Nigerians trying to access several COVID-19 relief funds last year lost N2.75 billion to fraudsters as data released by the Nigeria Inter Bank Settlement System (NIBSS) the custodian of banking sector data, showed that 68 percent of fraud perpetuated in the third quarter of last year was through social engineering.
Social engineering is when fraudsters trick individuals to reveal personal data that could be used to access their bank accounts. Fraudsters had taken advantage of the several government social intervention funds aimed at relieving the impact of the COVID-19 pandemic on Nigerians to rob them of their funds.
Last year, fraudsters had sent messages via WhatsApp and text messages telling people to fill a form to be a recipient of some of the funds being disbursed. Also the federal government N-Power website had been cloned as individuals filled out sensitive information on phoney websites.
All these alongside the phishing emails and text messages had culminated in increased loss to fraud last year.

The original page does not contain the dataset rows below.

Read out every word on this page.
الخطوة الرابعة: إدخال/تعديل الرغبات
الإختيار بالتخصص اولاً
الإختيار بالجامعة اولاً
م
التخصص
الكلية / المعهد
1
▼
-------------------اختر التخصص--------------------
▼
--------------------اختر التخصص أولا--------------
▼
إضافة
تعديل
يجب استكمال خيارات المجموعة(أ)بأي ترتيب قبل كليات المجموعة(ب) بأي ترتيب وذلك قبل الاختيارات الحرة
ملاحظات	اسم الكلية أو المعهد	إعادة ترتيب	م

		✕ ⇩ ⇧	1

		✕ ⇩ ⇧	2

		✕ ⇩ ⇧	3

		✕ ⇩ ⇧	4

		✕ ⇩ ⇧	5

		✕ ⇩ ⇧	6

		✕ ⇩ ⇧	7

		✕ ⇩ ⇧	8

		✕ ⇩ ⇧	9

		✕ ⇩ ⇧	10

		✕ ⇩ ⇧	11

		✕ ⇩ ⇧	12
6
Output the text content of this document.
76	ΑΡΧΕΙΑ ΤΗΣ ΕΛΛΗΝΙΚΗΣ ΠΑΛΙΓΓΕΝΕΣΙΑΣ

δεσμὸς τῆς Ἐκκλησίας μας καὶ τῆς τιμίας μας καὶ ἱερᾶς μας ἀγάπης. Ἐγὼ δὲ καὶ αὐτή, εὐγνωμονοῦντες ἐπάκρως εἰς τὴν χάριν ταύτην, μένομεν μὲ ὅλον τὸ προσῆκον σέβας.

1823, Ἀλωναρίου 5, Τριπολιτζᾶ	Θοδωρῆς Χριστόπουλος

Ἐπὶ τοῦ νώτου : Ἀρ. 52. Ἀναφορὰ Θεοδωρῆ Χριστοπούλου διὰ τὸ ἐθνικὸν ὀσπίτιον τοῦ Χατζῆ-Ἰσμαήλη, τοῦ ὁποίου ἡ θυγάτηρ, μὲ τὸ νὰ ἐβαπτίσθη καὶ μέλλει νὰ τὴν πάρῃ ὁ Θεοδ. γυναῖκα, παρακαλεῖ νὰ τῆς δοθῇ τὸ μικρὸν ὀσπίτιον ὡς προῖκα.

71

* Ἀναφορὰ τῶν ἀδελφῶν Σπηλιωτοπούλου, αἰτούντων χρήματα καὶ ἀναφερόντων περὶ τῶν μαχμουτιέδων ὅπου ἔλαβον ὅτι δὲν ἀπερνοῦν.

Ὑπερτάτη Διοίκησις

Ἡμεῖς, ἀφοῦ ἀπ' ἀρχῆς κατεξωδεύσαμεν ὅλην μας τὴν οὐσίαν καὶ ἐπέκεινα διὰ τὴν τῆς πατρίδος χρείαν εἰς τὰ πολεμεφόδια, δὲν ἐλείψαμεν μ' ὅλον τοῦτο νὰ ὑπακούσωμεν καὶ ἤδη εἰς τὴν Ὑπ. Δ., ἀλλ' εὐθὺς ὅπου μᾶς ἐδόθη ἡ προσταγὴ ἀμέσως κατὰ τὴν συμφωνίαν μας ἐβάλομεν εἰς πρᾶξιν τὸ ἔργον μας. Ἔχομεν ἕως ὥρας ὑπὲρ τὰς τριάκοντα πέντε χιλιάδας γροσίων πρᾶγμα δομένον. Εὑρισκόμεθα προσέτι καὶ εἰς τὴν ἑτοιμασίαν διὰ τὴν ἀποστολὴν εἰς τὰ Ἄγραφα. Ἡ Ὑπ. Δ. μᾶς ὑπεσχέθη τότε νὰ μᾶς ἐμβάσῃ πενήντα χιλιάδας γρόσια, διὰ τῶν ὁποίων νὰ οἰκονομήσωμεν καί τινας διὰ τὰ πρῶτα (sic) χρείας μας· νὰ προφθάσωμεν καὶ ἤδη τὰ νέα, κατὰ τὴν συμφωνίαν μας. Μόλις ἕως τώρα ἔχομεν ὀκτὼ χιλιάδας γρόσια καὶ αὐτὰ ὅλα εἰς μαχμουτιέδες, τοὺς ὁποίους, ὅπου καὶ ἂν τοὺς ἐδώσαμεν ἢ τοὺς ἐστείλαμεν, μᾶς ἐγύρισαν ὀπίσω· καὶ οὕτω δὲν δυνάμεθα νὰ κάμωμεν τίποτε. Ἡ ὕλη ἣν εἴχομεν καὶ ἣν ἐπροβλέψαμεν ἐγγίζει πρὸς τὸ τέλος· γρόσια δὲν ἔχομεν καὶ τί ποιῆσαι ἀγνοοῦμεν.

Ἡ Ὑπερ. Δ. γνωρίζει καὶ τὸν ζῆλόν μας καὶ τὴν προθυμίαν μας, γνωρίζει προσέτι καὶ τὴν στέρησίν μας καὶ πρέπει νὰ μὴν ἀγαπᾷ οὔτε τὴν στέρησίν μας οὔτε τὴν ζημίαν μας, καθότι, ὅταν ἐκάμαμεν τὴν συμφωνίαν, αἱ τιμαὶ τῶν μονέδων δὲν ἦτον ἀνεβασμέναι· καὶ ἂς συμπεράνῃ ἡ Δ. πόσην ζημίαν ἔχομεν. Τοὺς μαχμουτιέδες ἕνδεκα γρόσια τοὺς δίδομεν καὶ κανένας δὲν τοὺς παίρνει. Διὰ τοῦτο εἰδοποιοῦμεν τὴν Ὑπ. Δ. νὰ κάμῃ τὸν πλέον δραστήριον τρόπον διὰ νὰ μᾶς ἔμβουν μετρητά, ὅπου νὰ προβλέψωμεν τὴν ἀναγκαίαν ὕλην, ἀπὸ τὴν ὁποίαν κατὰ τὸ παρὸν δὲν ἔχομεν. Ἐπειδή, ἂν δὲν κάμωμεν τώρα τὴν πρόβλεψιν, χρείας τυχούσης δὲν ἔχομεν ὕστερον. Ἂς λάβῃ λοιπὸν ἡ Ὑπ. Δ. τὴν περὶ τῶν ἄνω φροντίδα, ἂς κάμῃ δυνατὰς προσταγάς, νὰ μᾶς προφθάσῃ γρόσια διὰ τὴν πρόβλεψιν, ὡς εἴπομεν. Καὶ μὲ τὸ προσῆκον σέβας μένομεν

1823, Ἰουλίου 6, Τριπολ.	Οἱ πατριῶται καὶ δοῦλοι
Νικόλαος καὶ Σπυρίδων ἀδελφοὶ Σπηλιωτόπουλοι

According to data from NIBSS, attempted fraud value rose by 44 per cent in the third quarter of 2020 compared to Q3 2019, while actual loss value for Q3 2020 rose by 500 per cent compared to Q3 2019.
In Q3 2019, there was 10,692 attempted fraud with a value of N1.09 billion, while actual loss was N552 million. The figure however rose to 16,988 attempted fraud with a value of N3.5 billion of which actual loss to fraudsters was N3.35 billion.
The report showed that social engineering is still a preferred and successful technique employed by fraudsters as a total of 11,589 cases were reported to have been carried out using various social engineering techniques resulting in N42.755 billion fraud loss value for Q3,2020. This makes up for 68 per cent of the entire fraud volume and value for the Q3 2020.
In comparison to Q3 2019 fraud volume across fraud techniques such as lack of second factor authentication, robbery and lost cards decreased in volumes, while social engineering creased by 144 per cent for Q3 2020.
As with the first half of the year, the highest losses to fraud were recorded on the web channel in Q3, 2020 with a percentage fraud volume of 35.5 per cent from the total fraud volume recorded. The mobile channel with a loss of N410 million made up 11.7 per cent of the entire fraud loss values in Q3 2020. Trend from start of year till date shows that the web and mobile channels are viable mediums for exponential fraudulent gains.
The highest fraud loss values reported for the two consecutive quarters Q2 and Q3 2120 were on the web channel each making up 71.42 per cent and 68per cent respectively from the entire loss values reported. Fraud volume on mobile in Q3 2020 decreased by 5 per cent when compared to Q2 2020. Overall fraud volume and value decreased across all channels in Q3 2020.
Meanwhile, the report revealed that online gambling, and betting has grown to be the preferred means of fraud proceed utilisation. Reasons for growing preference by fraudsters is the minimal customer KYC requirements for onboarding, authentication and the option for immediate cash-outs which can be difficult to trace. This medium according to NIBSS has become lucrative for fraudsters to cart away stolen funds.
To mitigate against the use of these channels by fraudsters, NIBSS recommended that relevant stakeholders should ensure compliance to KYC requirements for opening wallet accounts. “Online gaming operators carrying out additional KYC on their customers to ensure adequate details are captured traceable to gamer plus restrictions on cash-outs,” it stated.